RIT to welcome hundreds of entrepreneurship experts

2016 Global Consortium of Entrepreneurship Centers shines on region ‘turning over a new leaf’

Richard DeMartino, professor and director of RIT’s Albert J. Simone Center for Student Innovation and Entrepreneurship.

This weekend, more than 425 entrepreneurship experts from the United States and abroad will arrive in Rochester, N.Y., as the city showcases two universities’ entrepreneurial expertise and endeavors as well as dynamic growth, excellence in programming and the impact on the local community and beyond.

The 2016 Global Consortium of Entrepreneurship Centers, or GCEC, will be co-hosted by University of Rochester’s Ain Center for Entrepreneurship and Rochester Institute of Technology’s Albert J. Simone Center for Student Innovation and Entrepreneurship. The conference, themed “Turning Over a New Leaf,” features more than 200 panelists at 50 plenary sessions, workshops, breakout discussions and keynote speeches.

The conference will be attended by entrepreneurship experts from more than 220 universities, including Cornell University, Duke University, Georgetown University, MIT, Stanford University, and UCLA, as well as representatives from 17 countries including Australia, Brazil, Mexico, Sweden, Spain, and the United Kingdom.

Events on Thursday, Sept. 29, will be held in downtown Rochester at the Hyatt Regency and at the Eastman School of Music’s Eastman Theatre. Sessions at UR will be held Sept. 30. RIT will host sessions Oct. 1, with President Bill Destler welcoming guests at 10:45 a.m. in Ingle Auditorium, Student Alumni Union, followed by a keynote address from Jeff Hoffman, co-founder of Priceline.com and serial entrepreneur.

Richard DeMartino, professor and director of RIT’s Simone Center, will also be part of a panel discussion at noon on Sept. 29 on “Connections with Evan Dawson,” WXXI-AM 1370.

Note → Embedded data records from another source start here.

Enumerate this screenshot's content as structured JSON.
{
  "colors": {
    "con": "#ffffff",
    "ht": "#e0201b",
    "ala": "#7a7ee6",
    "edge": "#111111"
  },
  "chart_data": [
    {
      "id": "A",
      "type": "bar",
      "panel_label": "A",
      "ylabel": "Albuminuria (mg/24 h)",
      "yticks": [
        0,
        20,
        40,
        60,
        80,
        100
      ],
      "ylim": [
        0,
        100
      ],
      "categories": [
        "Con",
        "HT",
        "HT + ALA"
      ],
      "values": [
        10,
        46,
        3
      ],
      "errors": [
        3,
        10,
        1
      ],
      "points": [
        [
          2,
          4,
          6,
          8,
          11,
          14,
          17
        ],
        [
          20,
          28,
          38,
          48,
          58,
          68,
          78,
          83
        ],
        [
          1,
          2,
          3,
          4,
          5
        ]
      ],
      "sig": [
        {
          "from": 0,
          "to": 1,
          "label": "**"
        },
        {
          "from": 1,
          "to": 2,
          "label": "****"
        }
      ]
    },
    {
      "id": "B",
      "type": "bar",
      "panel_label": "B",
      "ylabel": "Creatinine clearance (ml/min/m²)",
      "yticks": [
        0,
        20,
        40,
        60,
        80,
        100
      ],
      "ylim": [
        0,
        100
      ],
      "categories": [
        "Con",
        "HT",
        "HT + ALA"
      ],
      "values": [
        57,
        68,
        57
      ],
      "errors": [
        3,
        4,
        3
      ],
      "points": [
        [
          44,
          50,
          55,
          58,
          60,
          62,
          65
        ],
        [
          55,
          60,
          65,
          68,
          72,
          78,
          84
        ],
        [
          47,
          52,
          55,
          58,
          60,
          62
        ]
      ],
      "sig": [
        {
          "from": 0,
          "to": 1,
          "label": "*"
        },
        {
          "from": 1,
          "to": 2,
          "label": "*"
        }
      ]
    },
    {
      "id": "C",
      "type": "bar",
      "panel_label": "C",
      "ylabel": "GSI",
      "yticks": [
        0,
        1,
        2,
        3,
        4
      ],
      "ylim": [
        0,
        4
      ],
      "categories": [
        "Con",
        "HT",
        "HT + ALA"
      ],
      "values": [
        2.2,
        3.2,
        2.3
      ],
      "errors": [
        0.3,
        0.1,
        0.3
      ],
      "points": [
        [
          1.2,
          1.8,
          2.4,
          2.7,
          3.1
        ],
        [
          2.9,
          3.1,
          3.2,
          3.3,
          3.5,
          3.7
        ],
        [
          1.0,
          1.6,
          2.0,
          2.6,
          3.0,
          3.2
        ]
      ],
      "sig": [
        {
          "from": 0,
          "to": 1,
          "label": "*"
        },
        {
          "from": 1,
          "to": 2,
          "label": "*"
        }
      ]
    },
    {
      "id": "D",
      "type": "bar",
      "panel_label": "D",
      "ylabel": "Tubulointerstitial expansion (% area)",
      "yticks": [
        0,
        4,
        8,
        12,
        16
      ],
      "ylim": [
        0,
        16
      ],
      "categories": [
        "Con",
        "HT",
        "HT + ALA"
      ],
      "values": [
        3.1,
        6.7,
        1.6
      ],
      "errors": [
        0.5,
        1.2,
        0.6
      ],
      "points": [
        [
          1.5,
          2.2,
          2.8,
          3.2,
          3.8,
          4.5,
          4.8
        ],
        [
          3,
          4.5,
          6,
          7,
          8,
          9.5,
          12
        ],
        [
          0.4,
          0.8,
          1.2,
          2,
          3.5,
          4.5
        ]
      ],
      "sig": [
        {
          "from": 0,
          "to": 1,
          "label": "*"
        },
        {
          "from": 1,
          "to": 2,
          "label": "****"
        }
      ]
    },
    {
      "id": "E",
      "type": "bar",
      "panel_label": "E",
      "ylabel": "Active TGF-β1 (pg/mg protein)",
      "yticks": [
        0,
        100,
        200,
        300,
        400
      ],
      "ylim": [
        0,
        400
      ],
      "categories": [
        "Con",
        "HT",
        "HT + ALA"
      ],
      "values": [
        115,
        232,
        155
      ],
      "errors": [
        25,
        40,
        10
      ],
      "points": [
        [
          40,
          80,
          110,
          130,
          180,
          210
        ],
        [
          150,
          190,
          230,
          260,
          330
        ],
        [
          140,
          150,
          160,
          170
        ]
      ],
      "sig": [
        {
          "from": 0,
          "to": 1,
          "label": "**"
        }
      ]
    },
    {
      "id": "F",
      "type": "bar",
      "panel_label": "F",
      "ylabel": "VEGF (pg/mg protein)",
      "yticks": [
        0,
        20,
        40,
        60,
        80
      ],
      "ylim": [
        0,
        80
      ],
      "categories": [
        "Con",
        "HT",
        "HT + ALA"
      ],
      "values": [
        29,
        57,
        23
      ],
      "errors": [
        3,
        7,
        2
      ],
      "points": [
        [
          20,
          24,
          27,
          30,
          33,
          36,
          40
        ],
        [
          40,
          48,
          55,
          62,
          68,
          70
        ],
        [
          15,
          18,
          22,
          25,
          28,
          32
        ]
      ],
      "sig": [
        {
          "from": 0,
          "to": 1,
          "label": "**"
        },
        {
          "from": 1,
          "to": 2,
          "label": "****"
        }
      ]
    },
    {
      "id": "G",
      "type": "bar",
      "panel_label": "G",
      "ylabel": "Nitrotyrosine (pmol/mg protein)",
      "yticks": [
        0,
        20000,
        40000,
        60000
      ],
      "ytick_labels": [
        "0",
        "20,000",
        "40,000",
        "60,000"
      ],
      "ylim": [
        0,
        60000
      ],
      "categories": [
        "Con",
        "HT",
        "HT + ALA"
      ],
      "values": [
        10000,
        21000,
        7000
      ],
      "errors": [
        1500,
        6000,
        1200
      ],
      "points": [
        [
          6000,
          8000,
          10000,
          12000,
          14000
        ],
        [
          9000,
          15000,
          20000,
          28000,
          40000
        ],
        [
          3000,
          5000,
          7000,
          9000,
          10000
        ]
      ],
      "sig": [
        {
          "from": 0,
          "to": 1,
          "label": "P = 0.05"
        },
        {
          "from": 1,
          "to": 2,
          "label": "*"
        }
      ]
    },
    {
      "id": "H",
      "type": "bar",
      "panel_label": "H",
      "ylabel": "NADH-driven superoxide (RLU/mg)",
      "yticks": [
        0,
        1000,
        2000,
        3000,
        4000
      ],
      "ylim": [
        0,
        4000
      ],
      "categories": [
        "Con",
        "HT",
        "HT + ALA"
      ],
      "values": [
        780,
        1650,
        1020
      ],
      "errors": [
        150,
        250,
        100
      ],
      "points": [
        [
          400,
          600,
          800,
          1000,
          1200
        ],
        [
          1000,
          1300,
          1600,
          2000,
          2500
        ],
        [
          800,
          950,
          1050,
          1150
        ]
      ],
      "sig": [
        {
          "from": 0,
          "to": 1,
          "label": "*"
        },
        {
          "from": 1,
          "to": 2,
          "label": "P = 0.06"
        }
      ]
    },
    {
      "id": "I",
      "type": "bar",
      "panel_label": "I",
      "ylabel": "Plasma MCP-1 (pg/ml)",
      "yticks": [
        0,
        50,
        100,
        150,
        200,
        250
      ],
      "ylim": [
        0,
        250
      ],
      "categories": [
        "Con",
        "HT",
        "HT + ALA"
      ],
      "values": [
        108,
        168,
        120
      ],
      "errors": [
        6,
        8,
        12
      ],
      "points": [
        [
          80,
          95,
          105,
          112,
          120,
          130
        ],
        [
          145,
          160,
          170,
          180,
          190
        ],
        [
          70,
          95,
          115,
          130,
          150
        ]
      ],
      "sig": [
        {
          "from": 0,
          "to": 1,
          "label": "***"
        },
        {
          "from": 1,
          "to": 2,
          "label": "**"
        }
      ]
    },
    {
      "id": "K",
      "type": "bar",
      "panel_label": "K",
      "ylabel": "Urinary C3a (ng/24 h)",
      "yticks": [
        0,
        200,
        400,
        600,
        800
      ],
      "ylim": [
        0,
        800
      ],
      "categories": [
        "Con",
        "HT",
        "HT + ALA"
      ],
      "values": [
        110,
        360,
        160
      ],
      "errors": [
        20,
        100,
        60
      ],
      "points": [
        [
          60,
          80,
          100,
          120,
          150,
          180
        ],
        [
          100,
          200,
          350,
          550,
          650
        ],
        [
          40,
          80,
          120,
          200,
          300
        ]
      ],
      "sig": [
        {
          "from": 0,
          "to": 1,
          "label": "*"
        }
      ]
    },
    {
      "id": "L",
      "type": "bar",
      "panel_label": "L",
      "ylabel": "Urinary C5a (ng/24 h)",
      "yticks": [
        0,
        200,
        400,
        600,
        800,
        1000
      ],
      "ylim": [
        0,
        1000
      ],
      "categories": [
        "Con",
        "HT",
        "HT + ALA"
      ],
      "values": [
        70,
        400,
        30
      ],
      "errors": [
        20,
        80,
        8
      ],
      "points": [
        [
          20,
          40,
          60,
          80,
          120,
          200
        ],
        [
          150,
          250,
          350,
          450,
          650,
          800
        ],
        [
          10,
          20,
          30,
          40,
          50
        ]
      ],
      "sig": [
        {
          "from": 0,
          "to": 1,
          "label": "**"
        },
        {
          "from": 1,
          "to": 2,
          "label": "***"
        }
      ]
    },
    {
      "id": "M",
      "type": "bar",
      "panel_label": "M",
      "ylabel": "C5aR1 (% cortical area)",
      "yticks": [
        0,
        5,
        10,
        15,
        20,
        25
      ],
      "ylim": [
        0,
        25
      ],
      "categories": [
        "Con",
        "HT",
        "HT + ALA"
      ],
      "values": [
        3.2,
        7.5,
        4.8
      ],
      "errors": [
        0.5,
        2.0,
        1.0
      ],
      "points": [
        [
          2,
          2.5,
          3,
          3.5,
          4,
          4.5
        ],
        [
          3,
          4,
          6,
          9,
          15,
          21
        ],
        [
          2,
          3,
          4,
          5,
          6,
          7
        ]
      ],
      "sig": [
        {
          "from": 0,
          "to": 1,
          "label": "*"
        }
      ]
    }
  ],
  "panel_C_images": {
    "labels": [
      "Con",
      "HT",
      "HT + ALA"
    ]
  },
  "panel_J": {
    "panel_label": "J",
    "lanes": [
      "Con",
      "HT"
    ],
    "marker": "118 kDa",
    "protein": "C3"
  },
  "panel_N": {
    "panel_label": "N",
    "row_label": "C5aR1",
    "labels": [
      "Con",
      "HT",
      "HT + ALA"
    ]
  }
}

According to DeMartino, hosting the conference attendees in Rochester is a nod to the city’s national standing in this area.

Rochester, N.Y., is known worldwide as a technology hub. The area is nationally noted for patents per capita and its robust entrepreneurial environment.

“Rochester has a rich history of innovation and it started 100 years ago with companies like Eastman Kodak, Xerox and Bausch & Lomb,” said DeMartino. “These organizations, in turn, helped in the creation of large universities, such as RIT and UR, and further helped foster economic development in the region. This conference, which provides tremendous visibility to our universities, is a reflection of the advancement of the region, and the partnership of RIT and UR leads to an approach that is complementary where strengths in technology, design and business meet research in optics and medicine.”

The GCEC, the premier academic organization addressing the emerging topics of importance to the nation’s university-based centers for entrepreneurship, allows universities to network, benchmark and explore how to best promote entrepreneurship education and new venture creation. It has become the vehicle by which the top, established entrepreneurship centers, as well as emerging centers, can work together to share best practices, develop programs and initiatives, and collaborate and assist each other in advancing, strengthening and celebrating the role of universities in teaching the entrepreneurs of tomorrow.

The GCEC current membership totals more than 225 university-based entrepreneurship centers ranging in age from well-established and nationally ranked to new and emerging centers. Each year a global conference is held on the campus of a GCEC member school.